This chapter is an important link in how we understand government policies today in the midst of the Covid-19 crisis. The Federal government is running record deficits in an attempt to avert or minimize a recession/depression. Look back at this chapter and discuss how this should affect the market for loanable funds. Is that what we have seen happen (where is the equilibrium interest rate now - up or down?) You should be left with a question - why have interest rates not increased?
How does the loanable funds market help define/choose which investment projects are funded each year?
The interest rate is the price of a loan and this rate will determine the demand for the money. The quantity of loanable funds demanded falls as interest rates rise as because a high interest rate makes borrowing more expensive. Conversely, a high interest rate makes saving more attractive, and the quantity of loanable funds rises as the interest rates rise.

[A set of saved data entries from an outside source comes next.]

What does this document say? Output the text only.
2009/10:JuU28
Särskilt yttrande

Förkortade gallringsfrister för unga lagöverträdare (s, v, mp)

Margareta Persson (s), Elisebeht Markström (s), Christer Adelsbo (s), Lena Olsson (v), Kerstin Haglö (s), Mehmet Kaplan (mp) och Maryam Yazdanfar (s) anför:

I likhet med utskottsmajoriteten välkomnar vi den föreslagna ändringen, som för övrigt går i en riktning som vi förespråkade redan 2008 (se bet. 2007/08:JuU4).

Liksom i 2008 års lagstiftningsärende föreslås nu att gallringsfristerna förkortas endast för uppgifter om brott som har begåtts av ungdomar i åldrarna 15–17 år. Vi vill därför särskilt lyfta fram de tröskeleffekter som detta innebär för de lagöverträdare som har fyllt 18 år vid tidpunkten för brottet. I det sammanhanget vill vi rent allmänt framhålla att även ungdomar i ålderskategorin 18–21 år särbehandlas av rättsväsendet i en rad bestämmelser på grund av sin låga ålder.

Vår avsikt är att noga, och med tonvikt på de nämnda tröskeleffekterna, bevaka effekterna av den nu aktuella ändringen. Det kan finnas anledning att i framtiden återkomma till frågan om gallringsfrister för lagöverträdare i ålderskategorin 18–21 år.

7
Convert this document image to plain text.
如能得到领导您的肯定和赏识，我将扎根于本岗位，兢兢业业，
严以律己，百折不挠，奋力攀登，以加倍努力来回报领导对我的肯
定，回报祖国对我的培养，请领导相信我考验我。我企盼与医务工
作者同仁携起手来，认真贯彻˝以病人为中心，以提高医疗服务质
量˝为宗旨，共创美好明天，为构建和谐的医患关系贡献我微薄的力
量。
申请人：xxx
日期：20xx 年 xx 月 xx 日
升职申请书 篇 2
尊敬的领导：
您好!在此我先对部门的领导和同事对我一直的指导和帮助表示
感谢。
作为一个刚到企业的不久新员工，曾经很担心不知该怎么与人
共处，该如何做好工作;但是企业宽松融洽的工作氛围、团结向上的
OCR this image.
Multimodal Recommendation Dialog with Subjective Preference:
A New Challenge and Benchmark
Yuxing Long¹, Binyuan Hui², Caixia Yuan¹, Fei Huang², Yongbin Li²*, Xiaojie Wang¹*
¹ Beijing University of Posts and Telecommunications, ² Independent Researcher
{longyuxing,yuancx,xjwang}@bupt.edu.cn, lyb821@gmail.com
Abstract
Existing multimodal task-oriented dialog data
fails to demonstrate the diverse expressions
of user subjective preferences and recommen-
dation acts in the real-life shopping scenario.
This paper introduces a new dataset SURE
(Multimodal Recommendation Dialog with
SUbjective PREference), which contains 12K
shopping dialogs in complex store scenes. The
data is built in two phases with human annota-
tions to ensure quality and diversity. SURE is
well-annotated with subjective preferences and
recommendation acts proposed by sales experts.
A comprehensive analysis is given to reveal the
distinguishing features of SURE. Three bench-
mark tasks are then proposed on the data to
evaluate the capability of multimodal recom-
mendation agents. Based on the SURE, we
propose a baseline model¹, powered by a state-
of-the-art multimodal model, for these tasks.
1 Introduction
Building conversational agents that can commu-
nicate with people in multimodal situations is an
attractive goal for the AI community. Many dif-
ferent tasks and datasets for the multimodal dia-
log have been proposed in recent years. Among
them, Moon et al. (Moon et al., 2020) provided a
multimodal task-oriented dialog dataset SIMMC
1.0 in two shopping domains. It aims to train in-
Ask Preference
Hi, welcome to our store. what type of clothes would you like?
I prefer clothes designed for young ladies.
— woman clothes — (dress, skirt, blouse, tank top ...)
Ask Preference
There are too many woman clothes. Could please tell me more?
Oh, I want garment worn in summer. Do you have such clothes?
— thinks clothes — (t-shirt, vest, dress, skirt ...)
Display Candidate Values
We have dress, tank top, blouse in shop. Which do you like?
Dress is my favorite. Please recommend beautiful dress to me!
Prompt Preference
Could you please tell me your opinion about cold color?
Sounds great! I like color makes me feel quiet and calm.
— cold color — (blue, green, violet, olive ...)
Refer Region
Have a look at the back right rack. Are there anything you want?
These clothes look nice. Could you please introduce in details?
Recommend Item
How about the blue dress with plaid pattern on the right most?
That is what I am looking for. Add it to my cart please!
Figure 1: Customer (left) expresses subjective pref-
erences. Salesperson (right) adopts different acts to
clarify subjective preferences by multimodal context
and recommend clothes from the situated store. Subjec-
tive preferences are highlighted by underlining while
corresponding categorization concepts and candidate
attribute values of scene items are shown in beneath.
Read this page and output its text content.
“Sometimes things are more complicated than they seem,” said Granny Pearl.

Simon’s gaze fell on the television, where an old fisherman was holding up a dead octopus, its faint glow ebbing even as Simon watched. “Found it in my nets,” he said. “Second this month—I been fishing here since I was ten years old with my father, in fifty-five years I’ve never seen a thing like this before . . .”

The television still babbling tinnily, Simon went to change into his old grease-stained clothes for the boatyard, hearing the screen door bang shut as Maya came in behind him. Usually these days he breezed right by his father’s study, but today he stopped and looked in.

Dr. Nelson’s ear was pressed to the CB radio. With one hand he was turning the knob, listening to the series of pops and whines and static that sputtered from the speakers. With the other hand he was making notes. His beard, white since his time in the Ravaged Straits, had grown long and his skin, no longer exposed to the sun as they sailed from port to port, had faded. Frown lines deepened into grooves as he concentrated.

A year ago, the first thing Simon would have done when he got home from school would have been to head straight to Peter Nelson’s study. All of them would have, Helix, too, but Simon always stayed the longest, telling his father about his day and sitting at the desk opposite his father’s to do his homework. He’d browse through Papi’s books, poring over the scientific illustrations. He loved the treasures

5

In the US today, rates are historically low, 30 year fixed rate between 2-3% currently, this discourages savings as the rates are low. With savings low, the amount of money available should decrease, which would limit the availability and eventually, increase rates to equalize. This is not happening and the government is either selling bonds to foreign countries such as China or printing money and taking loans with increases our debt.
One reason the rates are not increasing is a move by regulators to artificially keep interest rates low to keep America spending. Saving is not lucrative, but buying is.
The loanable funds market can determine investment projects and policies by having the loanable funds market be funded by households and firms who wish to borrow and to make investments in particular projects.